Report: Mitigating Insider Threats

Information Security
Author: Mark Dixon
Friday, December 14, 2012
1:42 pm

A colleague referred me today to a long, but very useful technical report, “Common Sense Guide to Mitigating Insider Threats, 4th Edition,” published in December 2012 by the CERT® Program at Carnegie Mellon University.  The report abstract states:

This fourth edition of the Common Sense Guide to Mitigating Insider Threats provides the most current recommendations of the CERT® Program (part of Carnegie Mellon University’s Software Engineering Institute), based on an expanded database of more than 700 insider threat cases and continued research and analysis. It introduces the topic of insider threats, explains its intended audience and how this guide differs from previous editions, defines insider threats, and outlines current patterns and trends. The guide then describes 19 practices that organizations should implement across the enterprise to prevent and detect insider threats, as well as case studies of organizations that failed to do so.

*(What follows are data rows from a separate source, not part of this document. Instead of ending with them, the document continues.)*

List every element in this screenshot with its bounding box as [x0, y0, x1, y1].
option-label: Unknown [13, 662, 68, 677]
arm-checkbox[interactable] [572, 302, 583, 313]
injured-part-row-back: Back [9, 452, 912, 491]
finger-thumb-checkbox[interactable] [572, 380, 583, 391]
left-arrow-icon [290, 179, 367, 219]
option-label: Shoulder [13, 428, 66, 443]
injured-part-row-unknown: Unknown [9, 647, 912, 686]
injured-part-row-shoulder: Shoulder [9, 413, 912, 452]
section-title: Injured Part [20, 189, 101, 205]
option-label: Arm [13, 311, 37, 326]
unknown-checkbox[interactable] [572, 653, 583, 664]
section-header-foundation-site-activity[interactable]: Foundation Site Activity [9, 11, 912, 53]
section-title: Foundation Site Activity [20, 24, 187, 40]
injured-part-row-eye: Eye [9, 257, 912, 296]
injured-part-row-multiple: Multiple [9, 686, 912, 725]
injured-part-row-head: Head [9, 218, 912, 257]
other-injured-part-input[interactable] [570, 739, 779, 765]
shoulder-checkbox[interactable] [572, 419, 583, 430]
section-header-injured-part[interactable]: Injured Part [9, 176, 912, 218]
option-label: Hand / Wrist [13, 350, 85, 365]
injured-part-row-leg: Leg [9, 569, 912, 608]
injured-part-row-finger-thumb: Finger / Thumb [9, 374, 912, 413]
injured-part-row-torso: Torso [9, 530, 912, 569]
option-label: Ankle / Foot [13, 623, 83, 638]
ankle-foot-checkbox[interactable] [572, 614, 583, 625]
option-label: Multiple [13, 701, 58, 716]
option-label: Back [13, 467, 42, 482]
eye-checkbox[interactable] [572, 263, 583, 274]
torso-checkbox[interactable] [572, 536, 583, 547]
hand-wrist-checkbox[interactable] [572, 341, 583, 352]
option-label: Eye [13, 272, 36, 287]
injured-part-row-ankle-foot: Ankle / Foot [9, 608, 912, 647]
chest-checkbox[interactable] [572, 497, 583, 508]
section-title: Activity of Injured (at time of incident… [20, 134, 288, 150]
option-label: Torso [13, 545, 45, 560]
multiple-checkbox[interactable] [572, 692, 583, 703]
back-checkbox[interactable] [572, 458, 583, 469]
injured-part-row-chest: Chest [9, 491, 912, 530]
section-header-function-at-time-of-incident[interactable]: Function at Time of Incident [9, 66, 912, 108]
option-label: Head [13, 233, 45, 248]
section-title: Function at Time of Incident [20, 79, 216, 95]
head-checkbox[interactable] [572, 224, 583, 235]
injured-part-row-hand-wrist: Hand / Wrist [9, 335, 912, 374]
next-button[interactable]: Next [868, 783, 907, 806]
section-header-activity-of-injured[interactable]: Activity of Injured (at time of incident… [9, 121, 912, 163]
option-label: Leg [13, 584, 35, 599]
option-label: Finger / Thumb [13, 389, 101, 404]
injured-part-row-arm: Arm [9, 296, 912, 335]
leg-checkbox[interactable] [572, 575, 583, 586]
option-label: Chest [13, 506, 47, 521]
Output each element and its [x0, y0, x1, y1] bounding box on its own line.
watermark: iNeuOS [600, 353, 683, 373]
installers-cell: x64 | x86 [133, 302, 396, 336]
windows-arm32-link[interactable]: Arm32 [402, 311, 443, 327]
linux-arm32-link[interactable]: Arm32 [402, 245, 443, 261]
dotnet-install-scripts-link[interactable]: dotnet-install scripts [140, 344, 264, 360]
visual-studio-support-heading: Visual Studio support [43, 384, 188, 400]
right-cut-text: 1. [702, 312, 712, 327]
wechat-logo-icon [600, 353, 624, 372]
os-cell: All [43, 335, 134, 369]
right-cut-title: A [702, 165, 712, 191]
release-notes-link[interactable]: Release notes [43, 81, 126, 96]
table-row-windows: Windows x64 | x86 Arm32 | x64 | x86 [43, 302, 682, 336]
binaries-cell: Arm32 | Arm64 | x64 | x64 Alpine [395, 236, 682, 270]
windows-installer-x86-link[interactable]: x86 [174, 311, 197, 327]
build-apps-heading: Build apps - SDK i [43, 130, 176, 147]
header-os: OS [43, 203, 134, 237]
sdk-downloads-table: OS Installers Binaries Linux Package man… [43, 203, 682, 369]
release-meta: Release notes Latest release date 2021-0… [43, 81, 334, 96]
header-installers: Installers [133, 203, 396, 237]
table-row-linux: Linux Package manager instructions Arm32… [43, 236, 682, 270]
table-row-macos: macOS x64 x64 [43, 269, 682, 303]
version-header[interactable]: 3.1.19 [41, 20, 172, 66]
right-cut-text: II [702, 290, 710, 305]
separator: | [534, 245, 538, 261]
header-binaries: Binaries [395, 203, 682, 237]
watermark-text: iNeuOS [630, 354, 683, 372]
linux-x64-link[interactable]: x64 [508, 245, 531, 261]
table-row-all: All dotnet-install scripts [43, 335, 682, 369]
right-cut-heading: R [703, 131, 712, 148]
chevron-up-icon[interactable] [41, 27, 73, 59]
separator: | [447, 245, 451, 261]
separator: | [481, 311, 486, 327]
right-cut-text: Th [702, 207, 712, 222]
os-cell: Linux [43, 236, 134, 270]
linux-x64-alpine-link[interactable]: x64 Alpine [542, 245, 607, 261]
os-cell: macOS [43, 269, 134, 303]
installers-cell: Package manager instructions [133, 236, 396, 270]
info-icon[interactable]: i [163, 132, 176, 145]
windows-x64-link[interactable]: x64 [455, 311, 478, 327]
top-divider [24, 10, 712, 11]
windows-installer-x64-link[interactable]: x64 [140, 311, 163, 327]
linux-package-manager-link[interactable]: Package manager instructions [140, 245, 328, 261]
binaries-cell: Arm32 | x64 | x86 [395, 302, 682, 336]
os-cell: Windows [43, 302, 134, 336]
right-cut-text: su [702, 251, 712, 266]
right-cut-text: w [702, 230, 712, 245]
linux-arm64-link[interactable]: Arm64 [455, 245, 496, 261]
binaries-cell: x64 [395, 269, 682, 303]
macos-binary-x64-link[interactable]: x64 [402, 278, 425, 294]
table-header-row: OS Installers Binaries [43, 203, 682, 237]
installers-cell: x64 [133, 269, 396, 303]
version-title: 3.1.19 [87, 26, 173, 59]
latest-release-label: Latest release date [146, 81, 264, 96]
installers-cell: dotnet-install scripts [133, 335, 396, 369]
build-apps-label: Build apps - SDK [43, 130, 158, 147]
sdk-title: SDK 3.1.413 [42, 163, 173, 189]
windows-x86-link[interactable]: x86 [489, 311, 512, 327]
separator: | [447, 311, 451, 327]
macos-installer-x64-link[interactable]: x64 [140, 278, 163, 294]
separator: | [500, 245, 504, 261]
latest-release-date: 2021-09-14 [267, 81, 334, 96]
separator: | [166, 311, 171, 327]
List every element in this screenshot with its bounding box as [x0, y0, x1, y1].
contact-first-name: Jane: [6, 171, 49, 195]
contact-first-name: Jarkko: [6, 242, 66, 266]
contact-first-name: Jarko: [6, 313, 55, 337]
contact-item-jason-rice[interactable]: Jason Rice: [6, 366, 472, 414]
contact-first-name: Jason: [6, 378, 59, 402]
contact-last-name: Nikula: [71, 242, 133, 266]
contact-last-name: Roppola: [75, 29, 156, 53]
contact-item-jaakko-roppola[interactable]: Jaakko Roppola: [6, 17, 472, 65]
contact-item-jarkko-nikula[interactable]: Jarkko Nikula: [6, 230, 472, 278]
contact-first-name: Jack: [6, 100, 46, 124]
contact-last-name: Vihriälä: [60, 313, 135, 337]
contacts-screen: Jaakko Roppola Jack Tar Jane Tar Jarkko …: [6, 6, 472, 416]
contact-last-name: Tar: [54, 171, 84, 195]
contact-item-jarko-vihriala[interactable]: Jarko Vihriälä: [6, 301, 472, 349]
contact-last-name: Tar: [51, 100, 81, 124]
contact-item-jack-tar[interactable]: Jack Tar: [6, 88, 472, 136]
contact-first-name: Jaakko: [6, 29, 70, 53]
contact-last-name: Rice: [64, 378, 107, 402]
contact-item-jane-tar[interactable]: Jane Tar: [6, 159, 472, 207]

It was interesting to read how the patterns and trends that they team observed indicated four classes of malicious insider activity:

  1. IT sabotage—an insider’s use of IT to direct specific harm at an organization or an individual
  2. theft of IP—an insider’s use of IT to steal IP from the organization. This category includes industrial espionage involving outsiders.
  3. fraud—an insider’s use of IT for the unauthorized modification, addition, or deletion of an organization’s data (not programs or systems) for personal gain, or theft of information that leads to an identity crime (e.g., identity theft or credit card fraud)
  4. miscellaneous—cases in which the insider’s activity was not for IP theft, fraud, or IT sabotage

The following chart shows the top six infrastructure sectors for the three most important classes: Fraud, Sabotage, and Theft of IP:

The nineteen practices that are include in the report are:

  1. Consider threats from insiders and business partners in enterprise-wide risk assessments.
  2. Clearly document and consistently enforce policies and controls.
  3. Incorporate insider threat awareness into periodic security training for all employees.
  4. Beginning with the hiring process, monitor and respond to suspicious or disruptive behavior.
  5. Anticipate and manage negative issues in the work environment.
  6. Know your assets.
  7. Implement strict password and account management policies and practices.
  8. Enforce separation of duties and least privilege.
  9. Define explicit security agreements for any cloud services, especially access restrictions and monitoring capabilities.
  10. Institute stringent access controls and monitoring policies on privileged users
  11. Institutionalize system change controls
  12. Use a log correlation engine or security information and event management (SIEM) system to log, monitor, and audit employee actions
  13. Monitor and control remote access from all end points, including mobile devices.
  14. Develop a comprehensive employee termination procedure
  15. Implement secure backup and recovery processes
  16. Develop a formalized insider threat program
  17. Establish a baseline of normal network device behavior
  18. Be especially vigilant regarding social media
  19. Close the doors to unauthorized data exfiltration.

All in all, it is a very insightful and helpful report.